We all know in our heads that no one lives forever, but it's a different matter altogether when our loved one is dying in front of our eyes. For adult children facing hard choices about their desperately ill parents, the dynamic is often filled with grief and pain.
Recently I was asked to see Adele, a woman in her eighties who'd sustained a large stroke involving the left side of her brain. It was clear to all that her massive brain damage meant she'd never function independently again. And then there was the cancer. An abnormal admission chest x-ray prompted a CT scan that showed a nasty-looking nodule in her right lung. Other tests convinced Adele's primary medical team that the cancer had spread from another source. The consulting oncologist recommended comfort measures instead of aggressive diagnostic efforts. I was asked to consult. Adele was unresponsive and not arousable, holding her eyes at half-mast, and breathing through her mouth.
Adele's husband was distraught to the point of paralysis. "My daughter will be here soon, " he kept saying. When she arrived, it was obvious there was no love lost between parent and child; it seemed that every third or fourth sentence she said was a variation on the theme of, "Dad, be quiet." With some difficulty we talked about hospice as a means to help Adele die comfortably and with dignity. Adele's daughter accepted my advice to start down the comfort path. She and her father signed the papers, her mother was moved to the hospice part of the hospital, and staff worked to align her treatment orders with the exclusive goal of reducing pain and suffering.
The next day, all hell broke loose. Both father and daughter announced loudly that Adele wasn't getting good care and that they had moved to hospice way too soon. They wanted out, and they wanted out now.
It's actually a simple matter to quit hospice. You sign a couple of forms, and -- abracadabra! -- you are right back in the conventional health care system. Adele moved back to a regular medical floor. For the next ten days, various doctors once again noted her dismal prognosis and the near-zero possibility of improvement. The stomach specialist, who gets paid to put in feeding tubes, wrote an eloquent note about why it would be immoral to put one in Adele. All to no avail. The family insisted that Adele would soon recover and be like her old self. At the family's request, the social worker found a nursing home that would take her, and off she went.

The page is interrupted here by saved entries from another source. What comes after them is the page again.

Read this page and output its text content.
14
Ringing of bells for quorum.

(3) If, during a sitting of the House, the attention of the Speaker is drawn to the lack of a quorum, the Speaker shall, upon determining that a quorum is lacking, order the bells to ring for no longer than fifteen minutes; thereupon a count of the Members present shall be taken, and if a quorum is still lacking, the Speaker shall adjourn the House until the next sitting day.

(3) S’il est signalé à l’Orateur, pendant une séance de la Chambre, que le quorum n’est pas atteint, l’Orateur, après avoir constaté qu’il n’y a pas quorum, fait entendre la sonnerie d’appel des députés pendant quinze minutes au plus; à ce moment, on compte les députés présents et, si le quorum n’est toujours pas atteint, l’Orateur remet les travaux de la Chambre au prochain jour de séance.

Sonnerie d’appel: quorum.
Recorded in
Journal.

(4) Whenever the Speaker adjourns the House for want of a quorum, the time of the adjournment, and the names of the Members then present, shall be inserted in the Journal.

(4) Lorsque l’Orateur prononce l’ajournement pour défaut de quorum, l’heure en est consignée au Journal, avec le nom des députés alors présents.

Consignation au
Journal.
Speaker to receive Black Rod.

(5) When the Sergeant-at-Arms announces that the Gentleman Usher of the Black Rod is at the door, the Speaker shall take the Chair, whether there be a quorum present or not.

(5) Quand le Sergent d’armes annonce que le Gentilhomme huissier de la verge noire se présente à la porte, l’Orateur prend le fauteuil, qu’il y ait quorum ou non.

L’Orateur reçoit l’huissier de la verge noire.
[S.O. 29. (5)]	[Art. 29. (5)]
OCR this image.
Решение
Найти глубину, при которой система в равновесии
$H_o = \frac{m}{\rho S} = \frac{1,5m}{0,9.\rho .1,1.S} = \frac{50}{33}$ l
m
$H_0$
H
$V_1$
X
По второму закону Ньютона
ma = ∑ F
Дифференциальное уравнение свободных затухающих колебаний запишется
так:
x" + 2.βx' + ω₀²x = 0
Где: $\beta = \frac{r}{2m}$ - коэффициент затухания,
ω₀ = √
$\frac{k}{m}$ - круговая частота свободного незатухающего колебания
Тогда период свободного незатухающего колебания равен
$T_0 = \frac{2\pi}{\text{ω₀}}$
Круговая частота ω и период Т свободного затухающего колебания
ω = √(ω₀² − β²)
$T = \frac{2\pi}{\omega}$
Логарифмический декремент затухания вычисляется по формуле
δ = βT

Now, I haven't visited Adele's nursing home. But I'd wager that its care doesn't compare to that provided every day on our hospice unit by nurses who want to be there and who specialize in end-of-life care. So the decision to revoke couldn't have been based on care delivered, at least not when assessed objectively. But why would this family make a decision so obviously not grounded in objective reality? Why give up a good thing like hospice? Why, as nurses and physicians wondered aloud, did they want to torture her?
The author Francine Russo recently wrote, “The real challenge in making decisions about life-extending treatment is how much we can focus on what our dying parent needs rather than our own anguish. This is the ultimate test of emotional separation.” I believe Adele's family had trouble with emotional separation. I think their anguish at the thought of losing her blinded them to a loving and compassionate assessment of what she needed when she needed them to put her needs first.
Adele will die at the nursing home, unless she develops an abnormal vital sign that panics the facility into sending her to the emergency room. In that case, she'll die in the hospital while facing the full brunt of modern, disease-oriented medicine. Either way, it will be an entirely preventable tragedy. We need to put our loved ones first.